Nonprofit works to inform people of options under new health law
Posted September 10, 2013
Raleigh, N.C. — An estimated 1.3 million North Carolinians don't have health insurance, and the Affordable Care Act requires everyone to have coverage by next year or pay a tax penalty.
Facing that deadline, Sorien Schmidt's mission is to get as many state residents covered as possible in the coming weeks.
Schmidt is the state director of Enroll America, a privately funded nonprofit that aims to help the uninsured learn about the online marketplace where people can compare available insurance plans and sign up for coverage. The marketplace, known as an exchange, opens for enrollment Oct. 1.
"Polling data includes a lot of people who are confused about what's available to them and how to access it, and so that's why we're really concentrating on going out to get that kind of information," Schmidt said Tuesday.
"The most important thing for us at this point is to let people know, if you’re uninsured, if you feel like your insurance is not covering what you need, you should go and look at t his and see if you can get the best plan for you (and) your family so that you’re comfortable at night knowing your health care needs are met," she said.
About one-fifth of North Carolina's uninsured people live in Wake, Mecklenburg and Guilford counties, Schmidt said.
"A large percentage of those are actually working, and as many as 80 percent are living in families with workers. So, they really reflect the new market of contractors (and) part-time workers, and it’s harder to get insurance," she said.
Enroll America is taking a grassroots approach to its outreach effort, using census data and mapping technology to target specific neighborhoods.

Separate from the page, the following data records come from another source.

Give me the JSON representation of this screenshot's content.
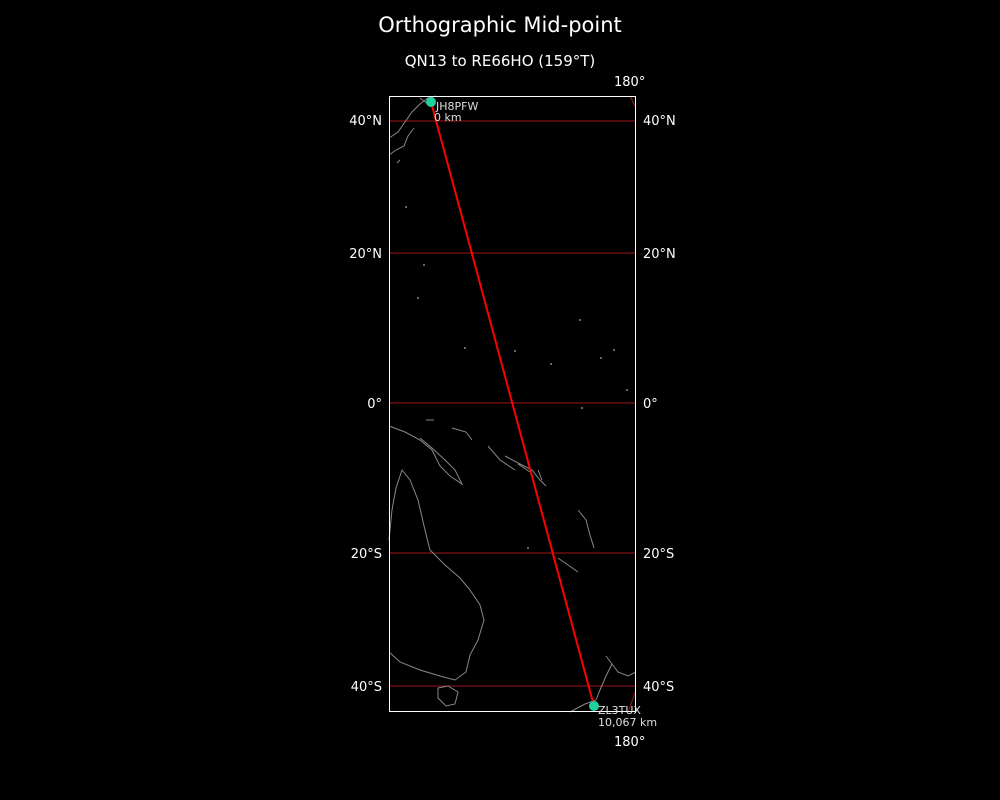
{
  "title": "Orthographic Mid-point",
  "subtitle": "QN13 to RE66HO (159°T)",
  "colors": {
    "background": "#000000",
    "path": "#ff0000",
    "gridlines": "#a01818",
    "coast": "#888888",
    "station": "#20d0a0",
    "frame": "#ffffff"
  },
  "longitude_labels": {
    "top": "180°",
    "bottom": "180°"
  },
  "latitude_labels": [
    "40°N",
    "20°N",
    "0°",
    "20°S",
    "40°S"
  ],
  "stations": {
    "start": {
      "call": "JH8PFW",
      "distance": "0 km"
    },
    "end": {
      "call": "ZL3TUX",
      "distance": "10,067 km"
    }
  }
}
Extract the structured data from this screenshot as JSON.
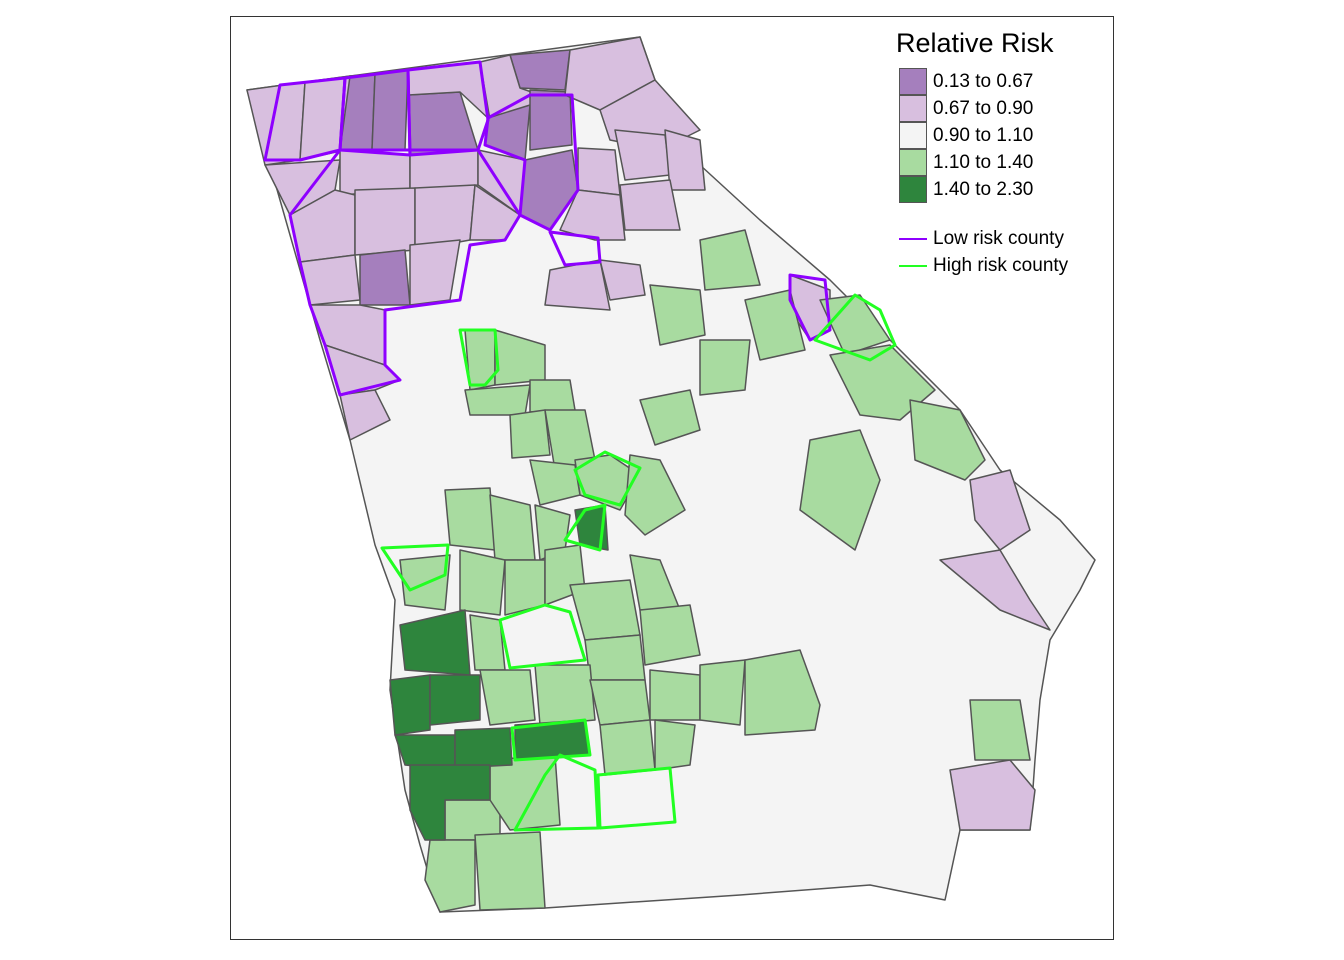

"We'll be at tables at churches and be outside Walmart, places where we think the uninsured will be going or more likely to live," she said.
A door-to-door effort in the targeted neighborhoods will take place Sept. 21.
Schmidt said, however, that Enroll America volunteers won't actually enroll anyone in any health plan. They will provide brochures and explain their options, she said.
"We want to protect people's privacy," she said. "We understand they would have to give out personal information if we were doing it at the door, so we want to lead them to experts to provide that kind of help."